You should've told her you were gay too.
Eric, As always you provide much to ponder. Staring does not bother me--I have become accustom to it. I get people are curious, kids especially. If a person confronts me, starts a conversation or asks a question that has some semblance of being constructive I am willing to engage them. But there are times when the person is knowingly or unknowingly being demeaning I will do my best not to engage them. When pushed I will defend myself and cut the offending person off at the knees with a sharp verbal retort. I do not like to do this but it is a necessary skill I have learned. I will not compromise when my civil rights are being called into question or violated. On that point I am not flexible or ever willing to compromise.
Claire, Oh, I wish I had thought of this. I could have introduced Kuusisto as my soul mate. The woman's head would have spun off!
I'm glad to see you resisted taking this woman's kneecaps out, I don't know that I could have resisted. This is why I stay home a lot.
One thing I often wonder is how often disability inspiration happens in other countries? Or does it happen? Since in the States disabled people are often assumed to have no career or achievements, let alone a life and be out in public (gasp!). I spent a few months in Germany a few years back and I did not receive a lot of the you are such an inspiration for being a normal person BS. It was refreshing.

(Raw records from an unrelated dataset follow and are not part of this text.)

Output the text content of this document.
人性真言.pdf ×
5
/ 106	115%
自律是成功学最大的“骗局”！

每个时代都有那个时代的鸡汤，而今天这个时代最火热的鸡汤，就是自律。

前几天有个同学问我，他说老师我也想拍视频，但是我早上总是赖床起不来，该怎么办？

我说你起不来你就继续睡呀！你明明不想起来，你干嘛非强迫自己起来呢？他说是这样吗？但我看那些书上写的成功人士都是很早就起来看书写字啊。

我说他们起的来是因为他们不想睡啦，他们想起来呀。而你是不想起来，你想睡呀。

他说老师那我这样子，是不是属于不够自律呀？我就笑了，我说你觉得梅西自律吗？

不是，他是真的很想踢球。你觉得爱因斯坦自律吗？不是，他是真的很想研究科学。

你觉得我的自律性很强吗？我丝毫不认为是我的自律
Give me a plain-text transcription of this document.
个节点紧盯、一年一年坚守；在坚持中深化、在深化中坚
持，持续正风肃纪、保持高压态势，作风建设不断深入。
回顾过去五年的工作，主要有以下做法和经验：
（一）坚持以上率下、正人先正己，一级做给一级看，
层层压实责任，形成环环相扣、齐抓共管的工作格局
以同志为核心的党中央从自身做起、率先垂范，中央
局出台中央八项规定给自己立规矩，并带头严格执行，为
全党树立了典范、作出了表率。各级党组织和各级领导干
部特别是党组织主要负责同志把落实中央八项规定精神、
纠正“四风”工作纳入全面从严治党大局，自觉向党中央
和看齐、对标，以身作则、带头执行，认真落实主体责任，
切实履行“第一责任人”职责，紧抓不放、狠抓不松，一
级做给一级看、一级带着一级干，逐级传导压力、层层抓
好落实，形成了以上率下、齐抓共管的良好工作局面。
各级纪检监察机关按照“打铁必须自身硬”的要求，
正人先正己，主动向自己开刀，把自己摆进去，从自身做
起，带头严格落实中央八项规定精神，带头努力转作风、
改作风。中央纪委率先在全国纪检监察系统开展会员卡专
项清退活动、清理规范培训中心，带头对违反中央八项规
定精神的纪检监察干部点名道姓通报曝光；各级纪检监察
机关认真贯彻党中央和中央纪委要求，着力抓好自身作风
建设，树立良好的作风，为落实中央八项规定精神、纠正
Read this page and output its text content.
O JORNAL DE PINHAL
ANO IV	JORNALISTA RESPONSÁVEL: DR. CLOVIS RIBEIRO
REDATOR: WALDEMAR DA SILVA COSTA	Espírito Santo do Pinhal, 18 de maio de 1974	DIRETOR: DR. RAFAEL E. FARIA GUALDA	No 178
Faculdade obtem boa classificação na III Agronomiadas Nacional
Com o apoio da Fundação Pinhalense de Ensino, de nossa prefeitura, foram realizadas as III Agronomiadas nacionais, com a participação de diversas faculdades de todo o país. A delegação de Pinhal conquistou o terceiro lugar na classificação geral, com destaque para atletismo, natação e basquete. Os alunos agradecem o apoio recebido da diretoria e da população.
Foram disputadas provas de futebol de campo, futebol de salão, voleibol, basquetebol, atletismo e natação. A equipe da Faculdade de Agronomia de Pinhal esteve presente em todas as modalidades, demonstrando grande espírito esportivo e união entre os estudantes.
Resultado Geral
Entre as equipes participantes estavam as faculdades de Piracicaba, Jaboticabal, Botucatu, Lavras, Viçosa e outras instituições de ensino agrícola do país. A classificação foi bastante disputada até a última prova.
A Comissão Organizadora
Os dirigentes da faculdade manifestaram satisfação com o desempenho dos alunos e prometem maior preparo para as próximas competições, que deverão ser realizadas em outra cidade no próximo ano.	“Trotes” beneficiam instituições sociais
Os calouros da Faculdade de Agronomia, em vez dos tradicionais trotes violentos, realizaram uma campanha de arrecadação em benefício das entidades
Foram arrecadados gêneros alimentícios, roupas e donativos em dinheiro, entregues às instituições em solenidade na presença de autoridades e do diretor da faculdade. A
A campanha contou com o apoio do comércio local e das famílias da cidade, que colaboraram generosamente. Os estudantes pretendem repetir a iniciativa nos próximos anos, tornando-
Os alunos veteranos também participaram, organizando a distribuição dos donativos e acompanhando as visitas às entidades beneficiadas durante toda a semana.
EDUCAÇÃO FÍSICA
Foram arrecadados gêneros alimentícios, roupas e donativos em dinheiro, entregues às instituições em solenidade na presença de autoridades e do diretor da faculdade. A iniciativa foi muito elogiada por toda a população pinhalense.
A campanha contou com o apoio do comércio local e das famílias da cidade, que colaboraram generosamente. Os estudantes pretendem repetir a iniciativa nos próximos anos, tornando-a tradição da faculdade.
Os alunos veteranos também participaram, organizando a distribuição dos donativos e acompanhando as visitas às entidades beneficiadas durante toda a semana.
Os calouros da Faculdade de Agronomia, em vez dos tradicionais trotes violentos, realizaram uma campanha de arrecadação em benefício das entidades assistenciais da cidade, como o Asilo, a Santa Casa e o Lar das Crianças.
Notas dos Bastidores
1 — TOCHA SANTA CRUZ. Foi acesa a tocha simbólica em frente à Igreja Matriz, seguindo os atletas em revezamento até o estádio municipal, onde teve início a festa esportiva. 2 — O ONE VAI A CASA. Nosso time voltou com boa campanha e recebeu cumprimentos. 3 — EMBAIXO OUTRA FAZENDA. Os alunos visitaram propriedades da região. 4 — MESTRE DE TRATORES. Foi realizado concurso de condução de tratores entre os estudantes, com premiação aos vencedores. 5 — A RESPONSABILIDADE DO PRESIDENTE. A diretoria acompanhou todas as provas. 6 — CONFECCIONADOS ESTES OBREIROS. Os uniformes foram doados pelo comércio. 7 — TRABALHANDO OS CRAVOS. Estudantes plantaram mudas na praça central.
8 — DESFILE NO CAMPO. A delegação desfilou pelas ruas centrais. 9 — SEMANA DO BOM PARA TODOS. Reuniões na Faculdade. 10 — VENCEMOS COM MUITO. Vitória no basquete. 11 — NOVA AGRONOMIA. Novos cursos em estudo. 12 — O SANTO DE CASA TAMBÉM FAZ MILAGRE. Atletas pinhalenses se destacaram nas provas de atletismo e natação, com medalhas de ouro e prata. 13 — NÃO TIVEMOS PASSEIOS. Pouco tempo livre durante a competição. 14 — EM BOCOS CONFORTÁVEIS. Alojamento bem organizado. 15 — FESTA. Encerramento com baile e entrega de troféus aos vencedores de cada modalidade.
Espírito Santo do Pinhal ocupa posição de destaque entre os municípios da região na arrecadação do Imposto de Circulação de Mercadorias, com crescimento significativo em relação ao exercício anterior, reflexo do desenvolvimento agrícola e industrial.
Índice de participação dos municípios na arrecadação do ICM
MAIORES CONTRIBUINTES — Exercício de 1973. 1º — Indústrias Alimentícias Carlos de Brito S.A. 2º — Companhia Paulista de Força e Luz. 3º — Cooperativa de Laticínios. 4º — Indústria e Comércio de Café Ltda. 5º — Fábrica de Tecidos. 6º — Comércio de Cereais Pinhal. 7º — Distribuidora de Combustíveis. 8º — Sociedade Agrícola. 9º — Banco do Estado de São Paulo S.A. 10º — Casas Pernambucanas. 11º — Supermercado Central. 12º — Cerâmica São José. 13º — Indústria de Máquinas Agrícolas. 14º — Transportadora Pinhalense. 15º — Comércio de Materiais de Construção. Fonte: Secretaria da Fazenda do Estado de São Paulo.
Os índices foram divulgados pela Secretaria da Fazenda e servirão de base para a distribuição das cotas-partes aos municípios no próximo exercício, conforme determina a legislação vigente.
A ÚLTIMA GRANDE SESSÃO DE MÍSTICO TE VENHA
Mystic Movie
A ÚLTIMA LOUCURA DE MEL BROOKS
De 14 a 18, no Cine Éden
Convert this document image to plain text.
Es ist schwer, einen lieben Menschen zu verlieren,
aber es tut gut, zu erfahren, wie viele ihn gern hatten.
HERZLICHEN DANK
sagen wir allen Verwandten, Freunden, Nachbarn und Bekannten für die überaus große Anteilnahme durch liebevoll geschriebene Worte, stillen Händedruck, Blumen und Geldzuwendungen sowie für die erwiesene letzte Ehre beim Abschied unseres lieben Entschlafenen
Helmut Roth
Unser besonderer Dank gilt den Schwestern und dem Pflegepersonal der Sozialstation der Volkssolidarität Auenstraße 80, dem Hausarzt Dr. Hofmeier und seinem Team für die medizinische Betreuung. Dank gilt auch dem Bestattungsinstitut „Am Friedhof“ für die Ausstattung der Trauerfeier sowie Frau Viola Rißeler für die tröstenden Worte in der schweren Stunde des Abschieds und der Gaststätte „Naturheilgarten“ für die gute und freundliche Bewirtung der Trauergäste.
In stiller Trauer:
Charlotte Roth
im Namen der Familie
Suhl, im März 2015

Some of my family is from Trinidad, where if you have any sort of visible disability or visibility to your disability, you're expected to stay at home. The ‘you are an inspiration for doing everyday things’ never even comes into play. It's more like why are you out in public subjecting us to that [disability].
As a multiracial person who looks "black" there is an added layer to my experience as "public property". Often I find my disability “whitens” my interactions with the public--that the black girl with the golden retriever with the crutches or wheelchair is no longer threatening! Unless I’m in any sort of discussion about inaccessibility and then I’m just the angry black girl.
I tend to evoke so much pity (primarily from white people, though, I live in the second whitest state and go to school in a not-so-diverse area), who also for whatever reason, tend to assume my family is white (some are) and that I’m adopted (I’m not), so they (my imagined family) have saved me and instilled this miraculous gift of going into public, like everyone else. Recently I was told I was lucky to be was “saved” from those [black] people, don’t have to live in the “ghetto” and now have overcome my disability, and that I’m such an inspiration, all while trying to happily eat a meal with a friend in a restaurant. What surprises me the most is the sheer number or interactions where people insert race into the conversation. After some experimenting, I’ve decided that the dog and my Tilite elicit these bizarre interactions where race is pulled into the narrative. Is this the perception that black people don’t own Golden Retrievers, or can’t afford nice wheelchairs? I don’t know. I’m black, jewish, disabled, and gay—my prediction for social change is rather dismal.